Jeremy is de schoonmaaknazi van het huis: “Ik zit iedereen achter de broek wanneer er niet wordt schoongemaakt. In de zomer was iedereen op vakantie en stond er in de keuken nog een vuilniszak met etensresten.” Patrick: “Oh, de fruitvliegjes! Dat was bizar. Een week later zag het zwart van de fruitvliegjes. Miljoenen. De achterkant van de keuken was gewoon niet te zien. We hebben de vliegjes proberen te bestrijden met een bus deo en een aansteker, maar het mocht niet baten.” Wat uiteindelijk heeft geholpen? “Vijftig bakjes met witte wijnazijn en afwasmiddel.”
‘Panterjas en sokken in badslippers’
Melanie van ’t Zand (20), derdejaars verpleegkunde, woont met vier andere meiden en Albert de Vries (23) in een studentenhuis aan het pleintje in Assendorp.
Melanie: “In dit huis zijn we heel makkelijk. Er is altijd wel iemand die voor de hele groep wil koken of zin heeft om te stappen. We nodigen vrienden uit, die het dan ook meteen met elkaar kunnen vinden. Eén persoon meer of minder maakt hier niet uit: we schuiven gewoon alle tafels aan elkaar om een woonkamer –gevoel te improviseren. Laatst waren we op zoek naar een grote glazen kom om sangria in te maken, dat werden twee bloemenvazen. Simple as that.”
Albert: “Deze locatie is ook fantastisch. Op het plein hier in Assendorp is altijd wel muziek of een feestje en met de feestdagen zitten we middenin de gezelligheid. Er is hier altijd wel iets te beleven.”
De meiden hebben leuke bijnamen voor elkaar bedacht. Melanie: “Ze noemen mij Goofy, omdat ik vaak zo onhandig ben. De rest van de bewoners heten bijna allemaal Swieber, omdat we er soms bijlopen als zwervers. We hebben wel een schoonmaakrooster, maar daar zijn we niet heel precies mee. De afwas laten we soms voor iemand anders staan.”
Albert: “Toen ik hier voor het eerst voor de deur stond, dacht ik letterlijk: waar ben ik beland? Stond ik dan met mijn pa, in een net bloesje, terwijl Elles, één van de bewoonsters, in de deuropening stond. Ze had een panterjas aan, sokken in haar badslippers, de huiskat aan de riem en een sigaret in de mond.” Melanie: “Iemand moet wel open minded zijn om bij ons te kunnen wonen. Je hoeft niet elke avond met ons te eten, maar als je geen humor hebt, houd je het hier nog geen seconde vol.”

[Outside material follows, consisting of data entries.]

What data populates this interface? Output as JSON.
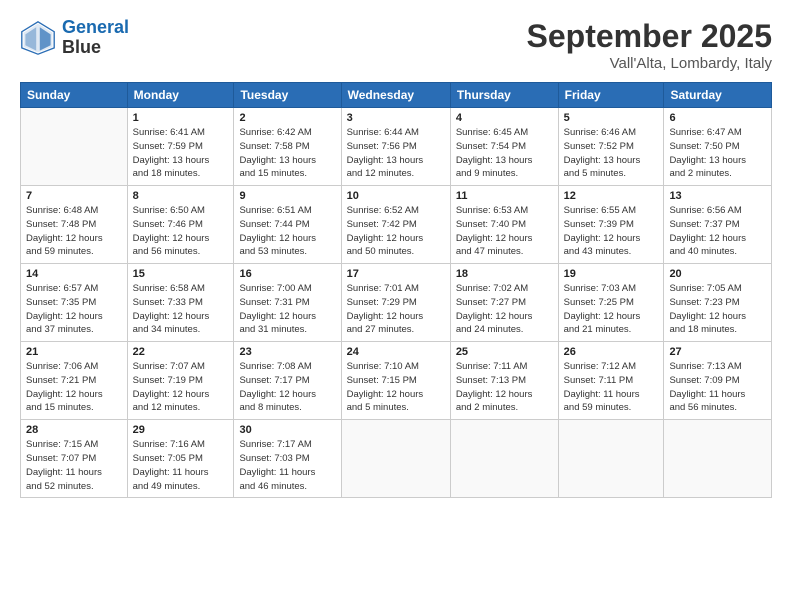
{
  "logo": {
    "line1": "General",
    "line2": "Blue"
  },
  "title": "September 2025",
  "subtitle": "Vall'Alta, Lombardy, Italy",
  "days_of_week": [
    "Sunday",
    "Monday",
    "Tuesday",
    "Wednesday",
    "Thursday",
    "Friday",
    "Saturday"
  ],
  "weeks": [
    [
      {
        "day": "",
        "info": ""
      },
      {
        "day": "1",
        "info": "Sunrise: 6:41 AM\nSunset: 7:59 PM\nDaylight: 13 hours\nand 18 minutes."
      },
      {
        "day": "2",
        "info": "Sunrise: 6:42 AM\nSunset: 7:58 PM\nDaylight: 13 hours\nand 15 minutes."
      },
      {
        "day": "3",
        "info": "Sunrise: 6:44 AM\nSunset: 7:56 PM\nDaylight: 13 hours\nand 12 minutes."
      },
      {
        "day": "4",
        "info": "Sunrise: 6:45 AM\nSunset: 7:54 PM\nDaylight: 13 hours\nand 9 minutes."
      },
      {
        "day": "5",
        "info": "Sunrise: 6:46 AM\nSunset: 7:52 PM\nDaylight: 13 hours\nand 5 minutes."
      },
      {
        "day": "6",
        "info": "Sunrise: 6:47 AM\nSunset: 7:50 PM\nDaylight: 13 hours\nand 2 minutes."
      }
    ],
    [
      {
        "day": "7",
        "info": "Sunrise: 6:48 AM\nSunset: 7:48 PM\nDaylight: 12 hours\nand 59 minutes."
      },
      {
        "day": "8",
        "info": "Sunrise: 6:50 AM\nSunset: 7:46 PM\nDaylight: 12 hours\nand 56 minutes."
      },
      {
        "day": "9",
        "info": "Sunrise: 6:51 AM\nSunset: 7:44 PM\nDaylight: 12 hours\nand 53 minutes."
      },
      {
        "day": "10",
        "info": "Sunrise: 6:52 AM\nSunset: 7:42 PM\nDaylight: 12 hours\nand 50 minutes."
      },
      {
        "day": "11",
        "info": "Sunrise: 6:53 AM\nSunset: 7:40 PM\nDaylight: 12 hours\nand 47 minutes."
      },
      {
        "day": "12",
        "info": "Sunrise: 6:55 AM\nSunset: 7:39 PM\nDaylight: 12 hours\nand 43 minutes."
      },
      {
        "day": "13",
        "info": "Sunrise: 6:56 AM\nSunset: 7:37 PM\nDaylight: 12 hours\nand 40 minutes."
      }
    ],
    [
      {
        "day": "14",
        "info": "Sunrise: 6:57 AM\nSunset: 7:35 PM\nDaylight: 12 hours\nand 37 minutes."
      },
      {
        "day": "15",
        "info": "Sunrise: 6:58 AM\nSunset: 7:33 PM\nDaylight: 12 hours\nand 34 minutes."
      },
      {
        "day": "16",
        "info": "Sunrise: 7:00 AM\nSunset: 7:31 PM\nDaylight: 12 hours\nand 31 minutes."
      },
      {
        "day": "17",
        "info": "Sunrise: 7:01 AM\nSunset: 7:29 PM\nDaylight: 12 hours\nand 27 minutes."
      },
      {
        "day": "18",
        "info": "Sunrise: 7:02 AM\nSunset: 7:27 PM\nDaylight: 12 hours\nand 24 minutes."
      },
      {
        "day": "19",
        "info": "Sunrise: 7:03 AM\nSunset: 7:25 PM\nDaylight: 12 hours\nand 21 minutes."
      },
      {
        "day": "20",
        "info": "Sunrise: 7:05 AM\nSunset: 7:23 PM\nDaylight: 12 hours\nand 18 minutes."
      }
    ],
    [
      {
        "day": "21",
        "info": "Sunrise: 7:06 AM\nSunset: 7:21 PM\nDaylight: 12 hours\nand 15 minutes."
      },
      {
        "day": "22",
        "info": "Sunrise: 7:07 AM\nSunset: 7:19 PM\nDaylight: 12 hours\nand 12 minutes."
      },
      {
        "day": "23",
        "info": "Sunrise: 7:08 AM\nSunset: 7:17 PM\nDaylight: 12 hours\nand 8 minutes."
      },
      {
        "day": "24",
        "info": "Sunrise: 7:10 AM\nSunset: 7:15 PM\nDaylight: 12 hours\nand 5 minutes."
      },
      {
        "day": "25",
        "info": "Sunrise: 7:11 AM\nSunset: 7:13 PM\nDaylight: 12 hours\nand 2 minutes."
      },
      {
        "day": "26",
        "info": "Sunrise: 7:12 AM\nSunset: 7:11 PM\nDaylight: 11 hours\nand 59 minutes."
      },
      {
        "day": "27",
        "info": "Sunrise: 7:13 AM\nSunset: 7:09 PM\nDaylight: 11 hours\nand 56 minutes."
      }
    ],
    [
      {
        "day": "28",
        "info": "Sunrise: 7:15 AM\nSunset: 7:07 PM\nDaylight: 11 hours\nand 52 minutes."
      },
      {
        "day": "29",
        "info": "Sunrise: 7:16 AM\nSunset: 7:05 PM\nDaylight: 11 hours\nand 49 minutes."
      },
      {
        "day": "30",
        "info": "Sunrise: 7:17 AM\nSunset: 7:03 PM\nDaylight: 11 hours\nand 46 minutes."
      },
      {
        "day": "",
        "info": ""
      },
      {
        "day": "",
        "info": ""
      },
      {
        "day": "",
        "info": ""
      },
      {
        "day": "",
        "info": ""
      }
    ]
  ]
}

‘Elke dag een kopje thee met de meiden’
Lieke Brandwacht (21), tweedejaars maatschappelijk werk en dienstverlening en Marilyn Pappalardo (22), tweedejaars bedrijfskunde MER, wonen in een studentenhuis in de Van Karnebeekstraat met maar liefst vijftien kamers. Op de twee bovenste verdiepingen (waar zij wonen) is het meeste te beleven.

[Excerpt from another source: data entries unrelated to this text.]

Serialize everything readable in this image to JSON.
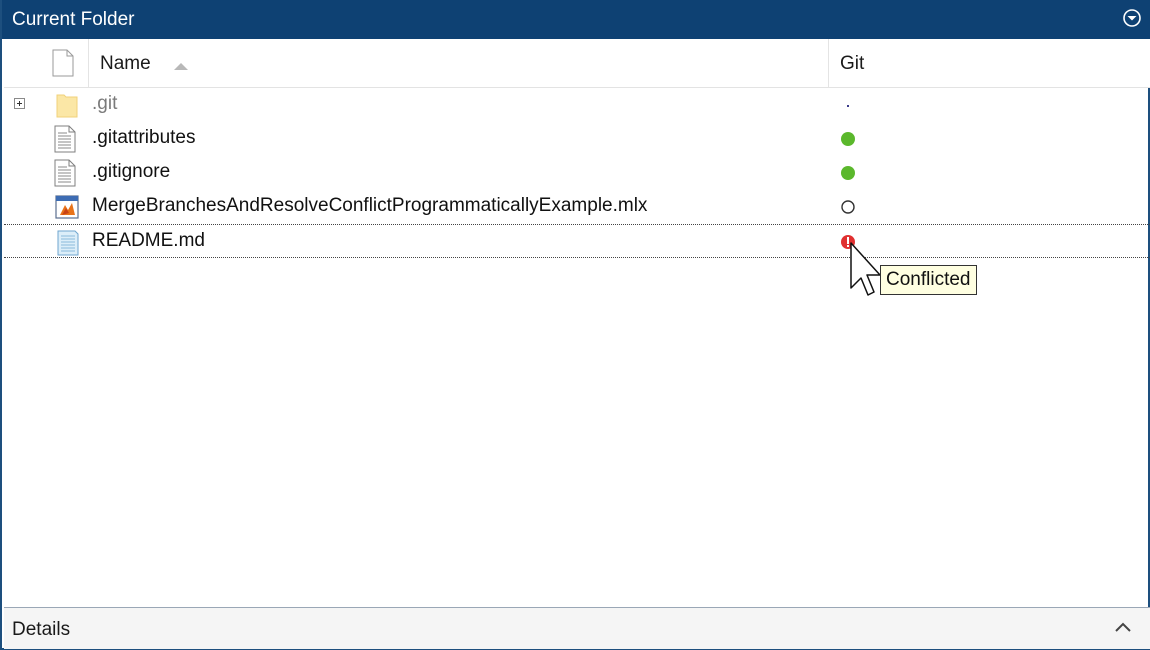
{
  "panel": {
    "title": "Current Folder",
    "menu_icon": "circle-chevron-down-icon",
    "accent_color": "#0e4173"
  },
  "columns": {
    "name": "Name",
    "git": "Git",
    "sort": "ascending"
  },
  "files": [
    {
      "name": ".git",
      "type": "folder",
      "status": "untracked-dot",
      "expandable": true
    },
    {
      "name": ".gitattributes",
      "type": "text-file",
      "status": "unmodified"
    },
    {
      "name": ".gitignore",
      "type": "text-file",
      "status": "unmodified"
    },
    {
      "name": "MergeBranchesAndResolveConflictProgrammaticallyExample.mlx",
      "type": "live-script",
      "status": "not-under-source-control"
    },
    {
      "name": "README.md",
      "type": "markdown-file",
      "status": "conflicted",
      "selected": true
    }
  ],
  "status_colors": {
    "unmodified": "#5bb82c",
    "conflicted": "#e03030"
  },
  "tooltip": {
    "text": "Conflicted"
  },
  "details": {
    "label": "Details",
    "icon": "chevron-up-icon"
  }
}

Marilyn: “Met z’n achten zijn we één familie. We sporten samen, doen de boodschappen en hebben een wandelclub opgericht. Met de meiden drinken we eigenlijk elke dag wel een kopje thee.” Lieke: “Dat is het fijne aan dit huis. Als je ergens mee zit of iets kwijt wil, dan is er altijd wel iemand bij wie je even langs kunt. Tijdens de tentamenweken zijn we elkaars grootste steun.”
Het huis ligt op loopafstand van het station en het centrum. Lieke: “Het is gewoon ideaal. Als we iemand over de vloer krijgen, hoeven we diegene niet eens op te halen.” En het is maar vijf minuutjes fietsen naar Windesheim. Marilyn: “Als mijn klasgenoten in de trein zitten, lig ik nog op bed. Mijn wekker gaat vijfenveertig minuten voor de les begint.”

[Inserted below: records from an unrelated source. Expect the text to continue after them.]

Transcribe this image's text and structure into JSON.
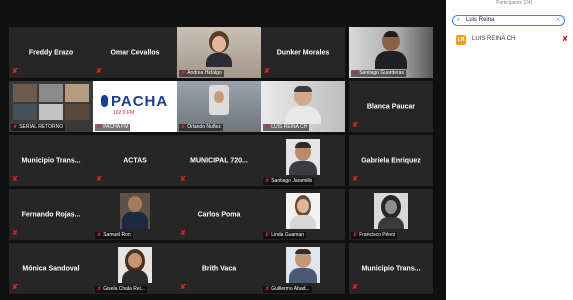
{
  "gallery": {
    "row1": {
      "t1_name": "Freddy Erazo",
      "t2_name": "Omar Cevallos",
      "t3_caption": "Andrea Hidalgo",
      "t4_name": "Dunker Morales",
      "t5_caption": "Santiago Guarderas"
    },
    "row2": {
      "t1_caption": "SERIAL RETORNO",
      "t2_caption": "PACHA FM",
      "t2_logo": "PACHA",
      "t2_logo_sub": "102.9 FM",
      "t3_caption": "Orlando Nuñez",
      "t4_caption": "LUIS REINA CH",
      "t5_name": "Blanca Paucar"
    },
    "row3": {
      "t1_name": "Municipio Trans...",
      "t2_name": "ACTAS",
      "t3_name": "MUNICIPAL 720...",
      "t4_caption": "Santiago Jaramillo",
      "t5_name": "Gabriela Enriquez"
    },
    "row4": {
      "t1_name": "Fernando Rojas...",
      "t2_caption": "Samuel Ron",
      "t3_name": "Carlos Poma",
      "t4_caption": "Linda Guaman",
      "t5_caption": "Francisco Pérez"
    },
    "row5": {
      "t1_name": "Mónica Sandoval",
      "t2_caption": "Gisela Chala Rei...",
      "t3_name": "Brith Vaca",
      "t4_caption": "Guillermo Abad...",
      "t5_name": "Municipio Trans..."
    },
    "mic_glyph": "✘"
  },
  "panel": {
    "title": "Participants (24)",
    "search_value": "Luis Reina",
    "search_icon": "⌕",
    "clear_icon": "✕",
    "result_initials": "LR",
    "result_name": "LUIS REINA CH",
    "result_mic": "✘"
  },
  "colors": {
    "muted": "#e02020",
    "tile_bg": "#262626",
    "gallery_bg": "#101010",
    "accent": "#2d8cff"
  }
}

Toch is niet alles rozengeur en maneschijn. Lieke: “Af en toe hebben we muizen. Afgelopen zomer heb ik bijna elke nacht in de kamer van Marilyn geslapen, omdat ik wakker werd gehouden door een muis. Ik had allemaal vallen gezet, maar daar trapte hij niet in. Een huisgenoot vond er eentje in een vuilniszak en heeft hem doodgeslagen. Dat was vast dé muis, want sindsdien heb ik er geen last meer van gehad.”
Marilyn: “En alles aan dit huis is oud. Als je loopt, kraakt het aan alle kanten en de muren zijn flinterdun. Je kunt niet stiekem een jongen mee naar huis nemen, dan is iedereen meteen op de hoogte.”
Met z’n achten delen ze één badkamer. De rij voor de douche wordt volgens Lieke heel makkelijk opgelost: “Als we tegelijk naar de badkamer lopen, kijken we elkaar aan en beginnen we te rennen. Wie er het eerst is.”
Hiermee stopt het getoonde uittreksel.